On February 11, 2014, it was announced that Quincy Newspapers would acquire WPTA (and therefore WPTA-DT2) from Malara Broadcast Group as part of its purchase of several other Granite stations.[6] In November 2014, the deal was reworked to remove SagamoreHill Broadcasting, which had planned to acquire WISE-TV, from the transaction; Quincy was set to acquire WISE, with WPTA remaining with Malara.[7] In July 2015, the deal was reworked yet again, reverting back to Quincy and SagamoreHill acquiring WPTA and WISE respectively, but with the SSA wound down within nine months of the acquisition's closure, after which The CW's affiliation would be moved to WISE, WISE's NBC and MyNetworkTV affiliations moved to WPTA-DT2 and WPTA-DT3, and the two stations will begin operating independently.[8] On September 15, 2015, the FCC approved the deal, and it was completed on November 2.[9]

Newscasts

With the September 2006 affiliation switch to MyNetworkTV on WISE-DT2 and the addition of CW programming on WPTA's second digital subchannel, the former subchannel's primetime newscast (known as Indiana's NewsCenter Prime News) – which had earlier launched on July 24, 2006 on WISE-DT2 – began to be simulcast on WPTA-DT2. The simulcast of the half-hour 10 p.m. newscast was dropped in September 2011, replaced by syndicated programming supplied by the national CW Plus feed.
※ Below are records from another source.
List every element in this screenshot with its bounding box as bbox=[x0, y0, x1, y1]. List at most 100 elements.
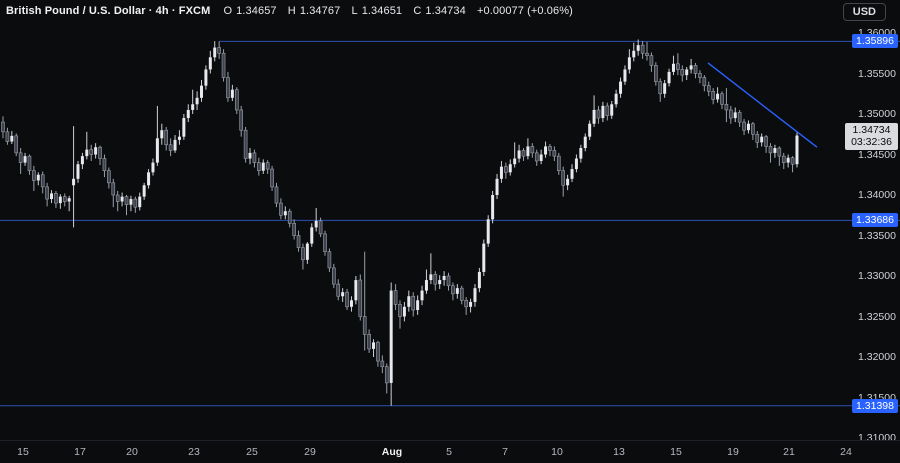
candle-down bbox=[318, 220, 323, 235]
candle-down bbox=[680, 69, 685, 76]
candle-down bbox=[45, 186, 49, 200]
level-price-badge: 1.33686 bbox=[852, 213, 898, 228]
candle-up bbox=[341, 292, 345, 297]
candle-down bbox=[790, 157, 795, 165]
candle-up bbox=[142, 185, 146, 197]
quote-currency-badge[interactable]: USD bbox=[842, 3, 886, 21]
candle-down bbox=[345, 291, 349, 308]
candle-down bbox=[548, 146, 552, 151]
candle-up bbox=[72, 178, 76, 186]
candle-up bbox=[685, 69, 689, 76]
current-price-badge: 1.34734 03:32:36 bbox=[845, 122, 898, 150]
candle-down bbox=[605, 105, 610, 116]
candle-down bbox=[98, 146, 102, 159]
candle-up bbox=[199, 85, 203, 98]
candle-down bbox=[336, 283, 341, 297]
time-axis-label: Aug bbox=[381, 446, 403, 458]
candle-up bbox=[495, 178, 499, 195]
candle-up bbox=[354, 280, 358, 301]
candle-down bbox=[62, 196, 67, 202]
ohlc-open: O 1.34657 bbox=[223, 5, 277, 17]
candle-up bbox=[416, 300, 420, 311]
candle-up bbox=[442, 276, 446, 281]
candle-down bbox=[358, 279, 363, 317]
bar-countdown: 03:32:36 bbox=[851, 136, 892, 149]
time-axis-label: 10 bbox=[551, 446, 563, 458]
candle-up bbox=[402, 306, 406, 317]
trendline-drawing[interactable] bbox=[707, 62, 818, 148]
ohlc-close: C 1.34734 bbox=[413, 5, 466, 17]
time-axis-label: 29 bbox=[304, 446, 316, 458]
candle-up bbox=[305, 243, 309, 260]
candle-down bbox=[521, 150, 526, 157]
candle-down bbox=[296, 235, 301, 248]
candle-up bbox=[786, 157, 790, 163]
candle-up bbox=[310, 227, 314, 244]
candle-down bbox=[504, 166, 508, 173]
candle-down bbox=[40, 174, 45, 188]
price-axis-label: 1.32000 bbox=[858, 351, 896, 363]
candle-up bbox=[94, 147, 98, 155]
candle-down bbox=[751, 123, 755, 135]
ohlc-low: L 1.34651 bbox=[351, 5, 403, 17]
candle-down bbox=[323, 233, 327, 253]
candle-down bbox=[133, 198, 138, 208]
candle-down bbox=[534, 152, 539, 162]
symbol-header[interactable]: British Pound / U.S. Dollar · 4h · FXCM … bbox=[6, 5, 577, 17]
candle-down bbox=[768, 146, 773, 154]
candle-down bbox=[252, 152, 257, 163]
time-axis-label: 19 bbox=[727, 446, 739, 458]
candle-up bbox=[182, 118, 186, 137]
price-axis-label: 1.35500 bbox=[858, 67, 896, 80]
time-axis-label: 15 bbox=[670, 446, 682, 458]
candle-down bbox=[737, 112, 742, 123]
candle-up bbox=[486, 219, 490, 244]
candle-down bbox=[362, 316, 367, 335]
price-axis-label: 1.33000 bbox=[858, 270, 896, 282]
candle-down bbox=[54, 193, 58, 204]
axis-separator bbox=[0, 440, 900, 441]
candle-down bbox=[764, 136, 768, 147]
symbol-title[interactable]: British Pound / U.S. Dollar · 4h · FXCM bbox=[6, 5, 211, 17]
candle-down bbox=[111, 182, 116, 196]
candle-up bbox=[544, 146, 548, 155]
candle-up bbox=[671, 63, 675, 72]
candle-up bbox=[716, 93, 720, 100]
candle-up bbox=[539, 154, 543, 161]
candle-up bbox=[760, 136, 764, 143]
candle-up bbox=[574, 158, 578, 170]
candle-down bbox=[27, 155, 32, 171]
candle-up bbox=[499, 166, 503, 179]
candle-up bbox=[36, 174, 40, 181]
candle-down bbox=[380, 360, 385, 368]
candle-up bbox=[147, 172, 151, 186]
candle-down bbox=[742, 121, 746, 131]
candle-up bbox=[120, 196, 124, 202]
candle-down bbox=[464, 299, 468, 308]
candle-down bbox=[393, 290, 398, 305]
candle-up bbox=[138, 196, 142, 208]
candle-down bbox=[777, 147, 782, 157]
candle-up bbox=[429, 274, 433, 281]
candle-down bbox=[556, 155, 561, 171]
candle-up bbox=[627, 57, 631, 70]
candle-down bbox=[702, 77, 707, 86]
time-axis-label: 17 bbox=[74, 446, 86, 458]
candle-down bbox=[164, 129, 169, 146]
candle-up bbox=[795, 135, 799, 165]
candle-down bbox=[332, 267, 336, 285]
candle-up bbox=[67, 198, 71, 202]
candle-down bbox=[217, 47, 221, 54]
candle-up bbox=[389, 290, 393, 383]
candle-up bbox=[623, 69, 627, 82]
time-axis-label: 7 bbox=[502, 446, 508, 458]
candle-up bbox=[349, 300, 353, 307]
candle-up bbox=[76, 164, 80, 179]
candle-up bbox=[733, 112, 737, 119]
candle-down bbox=[279, 202, 283, 216]
candle-up bbox=[663, 83, 667, 94]
candle-up bbox=[23, 156, 27, 163]
candle-up bbox=[191, 104, 195, 110]
candle-up bbox=[513, 158, 517, 165]
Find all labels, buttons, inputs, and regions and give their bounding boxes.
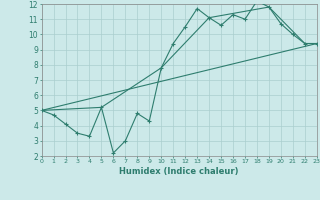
- X-axis label: Humidex (Indice chaleur): Humidex (Indice chaleur): [119, 167, 239, 176]
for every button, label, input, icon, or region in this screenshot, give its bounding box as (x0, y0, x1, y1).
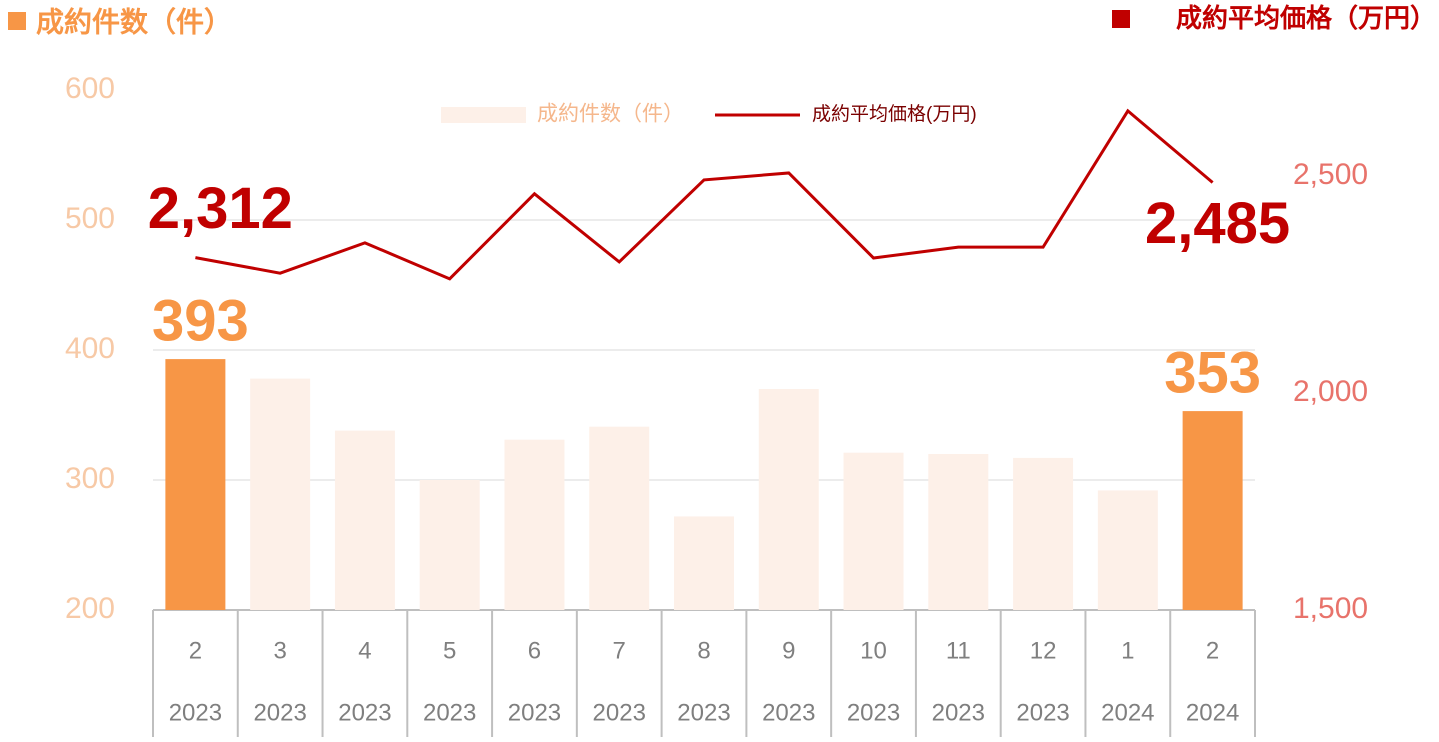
y2-tick-label: 2,000 (1293, 375, 1368, 408)
bar (928, 454, 989, 610)
legend-label: 成約件数（件） (537, 103, 684, 126)
x-year-label: 2023 (338, 699, 391, 726)
x-tick-label: 2 (1206, 637, 1219, 664)
bar (165, 359, 226, 610)
right-title-marker (1112, 10, 1130, 28)
legend-swatch (441, 107, 526, 123)
y2-tick-label: 1,500 (1293, 592, 1368, 625)
line-value-label: 2,312 (148, 176, 293, 241)
x-tick-label: 5 (443, 637, 456, 664)
bar (843, 452, 904, 610)
x-year-label: 2024 (1101, 699, 1154, 726)
bar (334, 430, 395, 610)
x-year-label: 2023 (847, 699, 900, 726)
bar (504, 439, 565, 610)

When WPTA-DT2 assumed the program stream formerly aired by WISE-TV, it initially continued WISE's preexisting 6 and 11 p.m. newscasts under the "NBC33 News" name, although on-air personnel took to using the new "Fort Wayne's NBC" name. Quincy plans to relaunch its newscasts for its Fort Wayne operation in the fall of 2016, having transferred two anchors from its shuttered WSJV operation as well as Jackson and meteorologist Chris Daniels from WPTA's morning newscasts to make up the evening anchor team on WPTA-DT2.